For some reason, people think that naming a kid is a participation sport. Everyone feels like they can offer an opinion on the name you’ve chosen.
When we first gave Gus his name, one of Kelly’s friends thought it not only appropriate to express her distaste for it but she also offered alternatives.
We’re obviously not the only parents who have experienced this. What’s different for gay parents, however, is that there’s almost always a follow up question to, “What are you going name him?” It’s, “Whose last name does he get?”
For the most part, in America, children carry their father’s surname. Even when the mother has kept her “maiden” name, the kids end up with dear old dad’s moniker.
So what happens when you have two dads? Well, our kids are hyphenates; they have both of our surnames. Kids with hyphenated last names weren’t all that unusual in California, but in Utah they seem to be few and far between.
Hyphenated last names can pose challenges. For example, our kids have a 15-letter last name. It’s not unusual for us to run out of room when filling out name boxes on forms, or for organizations to randomly drop letters. On their old insurance cards, my part of their name was cut simply to “Ka!”
And for some reason, people tend to decide which name they’re going to use. At swimming class the kids only had Kelly’s last name; at Greek class they only had mine.
Even though the name game can be a pain, it hasn’t ever really been a big deal for us. Kelly and I joke about it all the time: I tease him that when the boys grow up they are going to choose the unique ethnic name, and he counters they’ll definitely choose the easily pronounced “American” one.
But something occurred recently that has me thinking maybe we should make this whole name situation a bigger deal: Gus started playing youth hockey. (Butch, I know!)
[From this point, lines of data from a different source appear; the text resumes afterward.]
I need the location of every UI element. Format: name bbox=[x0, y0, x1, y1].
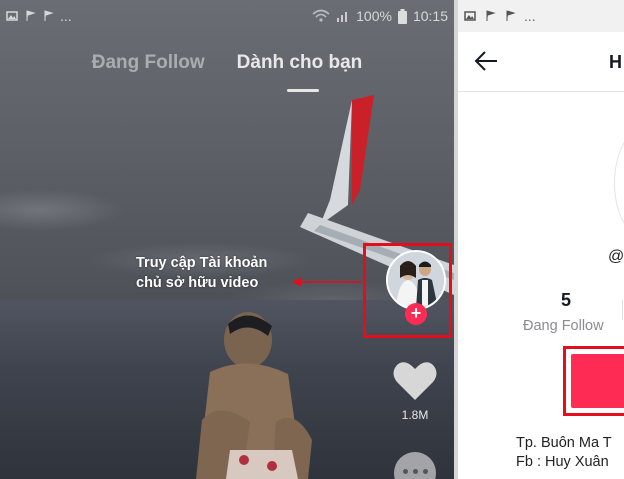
profile-title: H bbox=[609, 52, 622, 72]
flag-icon bbox=[44, 10, 54, 21]
arrow-left-icon bbox=[292, 277, 362, 287]
active-tab-indicator bbox=[286, 89, 319, 92]
gallery-icon bbox=[6, 11, 18, 21]
tab-following[interactable]: Đang Follow bbox=[92, 52, 205, 74]
bio-line-1: Tp. Buôn Ma T bbox=[516, 435, 612, 451]
stat-separator bbox=[622, 300, 623, 320]
profile-screen: ... H @ 5 Đang Follow Tp. Buôn Ma T Fb :… bbox=[458, 0, 624, 479]
creator-avatar[interactable] bbox=[386, 250, 446, 310]
profile-handle: @ bbox=[608, 248, 624, 265]
notification-ellipsis: ... bbox=[60, 8, 72, 24]
couple-photo bbox=[388, 252, 444, 308]
video-feed-screen: ... 100% 10:15 Đang Follow Dành cho bạn … bbox=[0, 0, 454, 479]
feed-tabs: Đang Follow Dành cho bạn bbox=[0, 52, 454, 92]
notification-ellipsis: ... bbox=[524, 8, 536, 24]
battery-icon bbox=[397, 8, 407, 24]
back-arrow-icon[interactable] bbox=[474, 50, 498, 72]
more-icon bbox=[403, 469, 428, 474]
signal-icon bbox=[337, 12, 348, 22]
following-label[interactable]: Đang Follow bbox=[523, 318, 604, 334]
flag-icon bbox=[506, 10, 516, 21]
tab-for-you-label: Dành cho bạn bbox=[236, 52, 363, 73]
flag-icon bbox=[486, 10, 496, 21]
profile-avatar[interactable] bbox=[614, 128, 624, 238]
status-bar: ... 100% 10:15 bbox=[0, 0, 454, 32]
follow-plus-button[interactable]: + bbox=[405, 303, 427, 325]
tab-for-you[interactable]: Dành cho bạn bbox=[236, 52, 363, 92]
annotation-text: Truy cập Tài khoản chủ sở hữu video bbox=[136, 253, 267, 293]
follow-button[interactable] bbox=[571, 354, 624, 408]
battery-percent: 100% bbox=[356, 8, 392, 24]
flag-icon bbox=[26, 10, 36, 21]
like-count: 1.8M bbox=[401, 408, 429, 422]
profile-bio: Tp. Buôn Ma T Fb : Huy Xuân bbox=[516, 434, 612, 472]
bio-line-2: Fb : Huy Xuân bbox=[516, 454, 609, 470]
heart-icon[interactable] bbox=[392, 360, 438, 402]
person-image bbox=[196, 312, 312, 479]
following-count: 5 bbox=[561, 290, 572, 310]
gallery-icon bbox=[464, 11, 476, 21]
clock: 10:15 bbox=[412, 8, 448, 24]
profile-status-bar: ... bbox=[458, 0, 624, 32]
wifi-icon bbox=[312, 9, 330, 22]
profile-header: H bbox=[458, 32, 624, 92]
annotation-line-2: chủ sở hữu video bbox=[136, 275, 259, 291]
annotation-line-1: Truy cập Tài khoản bbox=[136, 255, 268, 271]
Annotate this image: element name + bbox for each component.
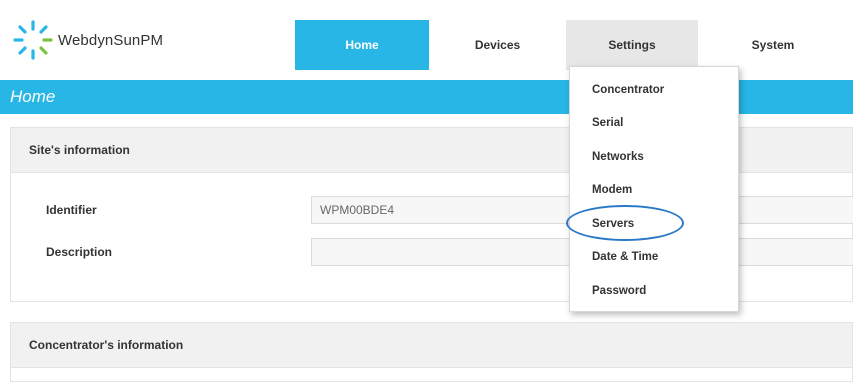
top-navigation-bar: WebdynSunPM Home Devices Settings System: [0, 12, 853, 70]
brand-name: WebdynSunPM: [58, 31, 164, 49]
menu-item-networks[interactable]: Networks: [592, 144, 644, 170]
description-label: Description: [46, 245, 113, 259]
menu-item-password[interactable]: Password: [592, 278, 646, 304]
menu-item-concentrator[interactable]: Concentrator: [592, 77, 664, 103]
menu-item-modem[interactable]: Modem: [592, 177, 632, 203]
tab-system[interactable]: System: [698, 20, 848, 70]
tab-devices[interactable]: Devices: [429, 20, 566, 70]
concentrator-information-panel: Concentrator's information: [10, 322, 853, 382]
menu-item-servers[interactable]: Servers: [592, 211, 634, 237]
menu-item-date-time[interactable]: Date & Time: [592, 244, 658, 270]
page-title: Home: [10, 87, 56, 106]
settings-dropdown-menu: Concentrator Serial Networks Modem Serve…: [569, 66, 739, 312]
identifier-label: Identifier: [46, 203, 97, 217]
tab-settings[interactable]: Settings: [566, 20, 698, 70]
menu-item-serial[interactable]: Serial: [592, 110, 623, 136]
tab-home[interactable]: Home: [295, 20, 429, 70]
concentrator-information-header: Concentrator's information: [11, 323, 852, 368]
brand-logo[interactable]: WebdynSunPM: [10, 18, 163, 62]
sunburst-logo-icon: [13, 20, 53, 60]
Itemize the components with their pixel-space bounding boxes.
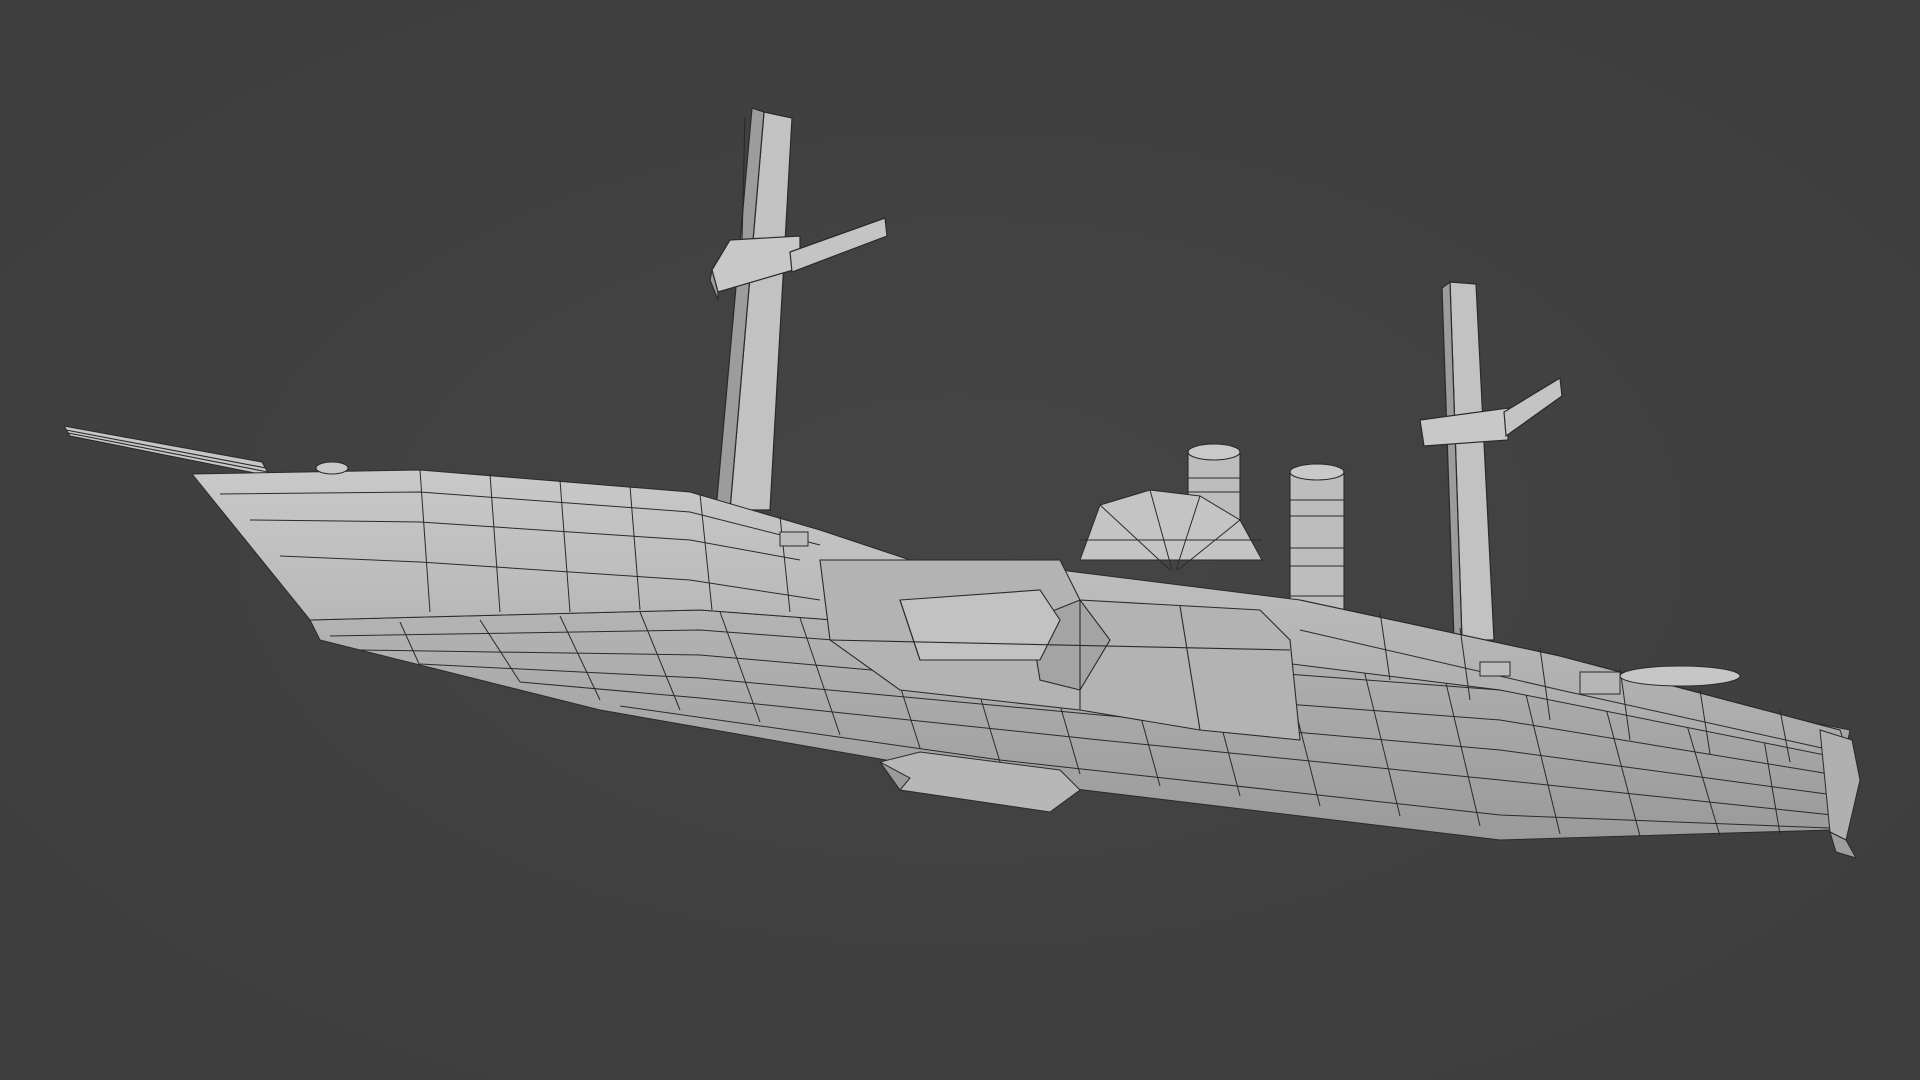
rear-mast[interactable] [1419,280,1563,641]
bowsprit[interactable] [62,425,272,477]
front-mast[interactable] [709,107,888,511]
ship-model[interactable] [0,0,1920,1080]
3d-viewport[interactable] [0,0,1920,1080]
stern[interactable] [1819,729,1861,859]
He’s registered, of course, under his actual hyphenated surname. But when the team decided to have their names embroidered on their jerseys like the NHL players, we learned that to fit a name that long on a 10-year old’s back would require the letters to start and finish somewhere on the sleeves.
Gus – on his own – made the decision just to be “Katis.”
Now, I think part of his reasoning stems from the fact he digs sharing a first name with his grandfather. Having the exact same name would be even cooler. I also believe that he thought about the aesthetics of a shorter versus longer name running across his back.
What concerns me is the possibility that he chose my portion of the name because he identifies more closely with my side of his family. With a handful of notable exceptions, many of Kelly’s relatives are pretty much strangers to him.
It was very similar to my childhood: my dad’s relatives were an everyday part of my life, while most of my mom’s side might as well have been fictional characters. As an adult, I am still firmly ensconced in my dad’s side, but I’ve often wondered what I missed out on by not knowing my mom’s family. I don’t want my sons to have similar questions about Kelly’s side.
I’ve decided that the next time the boys’ surname appears on a certificate, report card or jersey, I’m going to insist it be their full name. They deserve it because whether they recognize it now or not, they’re carrying the names of two terrific families.